何せ私は、前世の事に関しては黒歴史として、墓場まで持っていくつもりだったからね。自分の黒歴史を、知らない人が知ってたらどう思う?動揺するでしょう?でも動揺を悟られたらそれはすなわち、弱みとして受け止められてしまう。だからここは、平然と対応するのだ。
「君の死は恐らく、あの世界にとってイレギュラーな出来事だったんだ。本来死ぬはずのない人間が死んだ事により、世界にぽっかりと風穴が開いてしまった。それにより、その風穴の近くにいた私とシロが、狭間から出る事ができたといったところだ」
「私の死が、イレギュラー?」
「そうだよ。君は本来、あのような場所で死ぬはずの人間ではなかった。だが、君の性格が災いして死ぬ事となった。そこで疑問だ。何故君は、あのような性格だった?人を見下し、人を人として見ず平気でクビを切る。非情で、非常識で、無慈悲な性格を作ったのは一体誰だ?ボクに教えてくれ」
ボク?それまで一人称が私だったクロさんの、一人称が変わった。
同時に、ベールからちらちらと覗いているその口が、まるで三日月のように形を変えて、笑い出す。
「わ、私は……」
誰が、あのクソガキを作り出したか。そう尋ねられると、分からない。強いて言うなら、周囲の環境がそうさせたとしか答える事はない。つまり、私の前世での、父親がそうさせた?だろうか。

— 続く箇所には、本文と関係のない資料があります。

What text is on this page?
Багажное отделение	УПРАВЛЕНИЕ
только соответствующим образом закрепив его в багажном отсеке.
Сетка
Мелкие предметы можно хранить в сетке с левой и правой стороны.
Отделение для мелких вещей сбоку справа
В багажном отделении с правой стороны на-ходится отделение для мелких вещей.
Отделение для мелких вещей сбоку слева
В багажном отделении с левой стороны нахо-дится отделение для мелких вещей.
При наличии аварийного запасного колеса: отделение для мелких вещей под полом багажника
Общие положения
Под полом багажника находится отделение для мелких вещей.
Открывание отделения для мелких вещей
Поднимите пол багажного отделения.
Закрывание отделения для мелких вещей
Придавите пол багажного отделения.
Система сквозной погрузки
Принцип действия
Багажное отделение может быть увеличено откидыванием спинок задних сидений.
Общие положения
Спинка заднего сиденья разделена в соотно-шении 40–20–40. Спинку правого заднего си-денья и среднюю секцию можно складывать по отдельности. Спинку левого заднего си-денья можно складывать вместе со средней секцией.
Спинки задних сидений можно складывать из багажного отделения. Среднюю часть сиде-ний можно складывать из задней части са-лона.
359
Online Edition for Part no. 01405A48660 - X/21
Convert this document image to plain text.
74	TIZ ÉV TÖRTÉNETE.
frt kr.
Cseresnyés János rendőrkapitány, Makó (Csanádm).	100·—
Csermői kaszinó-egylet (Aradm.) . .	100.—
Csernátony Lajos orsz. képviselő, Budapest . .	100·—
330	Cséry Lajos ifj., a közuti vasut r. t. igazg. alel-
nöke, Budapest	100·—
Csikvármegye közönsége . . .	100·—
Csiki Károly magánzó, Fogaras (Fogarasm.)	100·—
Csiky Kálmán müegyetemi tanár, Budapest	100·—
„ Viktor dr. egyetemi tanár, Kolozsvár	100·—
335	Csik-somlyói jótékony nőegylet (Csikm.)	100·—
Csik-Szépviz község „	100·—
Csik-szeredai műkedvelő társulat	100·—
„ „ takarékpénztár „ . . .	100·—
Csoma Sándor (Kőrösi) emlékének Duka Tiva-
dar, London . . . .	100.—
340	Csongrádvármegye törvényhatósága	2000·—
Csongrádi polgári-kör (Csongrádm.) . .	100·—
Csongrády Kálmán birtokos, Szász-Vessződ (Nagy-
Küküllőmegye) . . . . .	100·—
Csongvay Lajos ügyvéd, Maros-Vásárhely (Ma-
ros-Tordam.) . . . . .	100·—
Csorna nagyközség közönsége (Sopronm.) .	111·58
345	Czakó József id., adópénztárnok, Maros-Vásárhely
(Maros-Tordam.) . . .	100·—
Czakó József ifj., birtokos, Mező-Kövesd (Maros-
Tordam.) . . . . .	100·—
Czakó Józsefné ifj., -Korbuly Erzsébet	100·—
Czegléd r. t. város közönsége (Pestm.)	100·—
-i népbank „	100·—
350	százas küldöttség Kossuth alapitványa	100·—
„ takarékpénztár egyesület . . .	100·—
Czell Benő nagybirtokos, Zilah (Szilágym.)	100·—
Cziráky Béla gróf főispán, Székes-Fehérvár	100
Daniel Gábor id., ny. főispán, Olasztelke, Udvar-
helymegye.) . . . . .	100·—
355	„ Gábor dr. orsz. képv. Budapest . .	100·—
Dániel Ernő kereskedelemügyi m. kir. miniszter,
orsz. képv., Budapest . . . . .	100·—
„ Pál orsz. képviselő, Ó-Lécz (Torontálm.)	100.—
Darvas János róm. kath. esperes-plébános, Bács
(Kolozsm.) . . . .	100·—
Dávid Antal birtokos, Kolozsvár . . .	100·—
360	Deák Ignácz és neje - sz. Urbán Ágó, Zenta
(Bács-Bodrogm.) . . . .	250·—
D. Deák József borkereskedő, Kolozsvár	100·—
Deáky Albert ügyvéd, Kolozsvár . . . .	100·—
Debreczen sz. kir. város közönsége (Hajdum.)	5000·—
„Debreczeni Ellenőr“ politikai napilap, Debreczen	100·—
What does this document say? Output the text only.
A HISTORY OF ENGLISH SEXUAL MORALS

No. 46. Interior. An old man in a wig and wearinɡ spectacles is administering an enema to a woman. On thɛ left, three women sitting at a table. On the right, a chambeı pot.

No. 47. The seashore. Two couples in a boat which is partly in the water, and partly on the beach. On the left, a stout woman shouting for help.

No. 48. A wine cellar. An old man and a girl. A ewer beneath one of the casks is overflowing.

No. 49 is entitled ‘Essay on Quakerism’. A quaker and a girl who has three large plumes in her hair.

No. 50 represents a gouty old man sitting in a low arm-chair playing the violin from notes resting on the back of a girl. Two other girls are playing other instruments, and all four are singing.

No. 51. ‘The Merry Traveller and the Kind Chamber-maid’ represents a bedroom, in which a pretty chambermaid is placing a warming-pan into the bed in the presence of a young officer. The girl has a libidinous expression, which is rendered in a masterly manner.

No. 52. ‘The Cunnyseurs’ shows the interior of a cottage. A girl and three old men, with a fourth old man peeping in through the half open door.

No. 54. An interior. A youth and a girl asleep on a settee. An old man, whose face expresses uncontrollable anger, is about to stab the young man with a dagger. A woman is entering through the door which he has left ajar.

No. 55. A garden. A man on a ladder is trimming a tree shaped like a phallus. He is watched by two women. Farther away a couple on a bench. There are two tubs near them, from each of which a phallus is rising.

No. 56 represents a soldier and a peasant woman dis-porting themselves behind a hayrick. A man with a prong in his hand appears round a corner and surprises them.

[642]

まるであのクソガキの責任を、他人に転嫁させるようで気に入らないけど、そう尋ねられたらそうとしか考える事ができない。
「──違うよ。周囲の環境は、関係ない。ましてや君の親の責任でもない。あの時の君は、そういう性格だったのだ。その性格を作ったのは、この世界での君。つまり、シェスティア・タラクティだ」
「はい?」
意味が分からない。頭の中で考えていた事を、クロさんが否定して来たことも、私の性格を作った人とやらの正体の事も。何もかもが謎だらけで、首を傾げるばかりだ。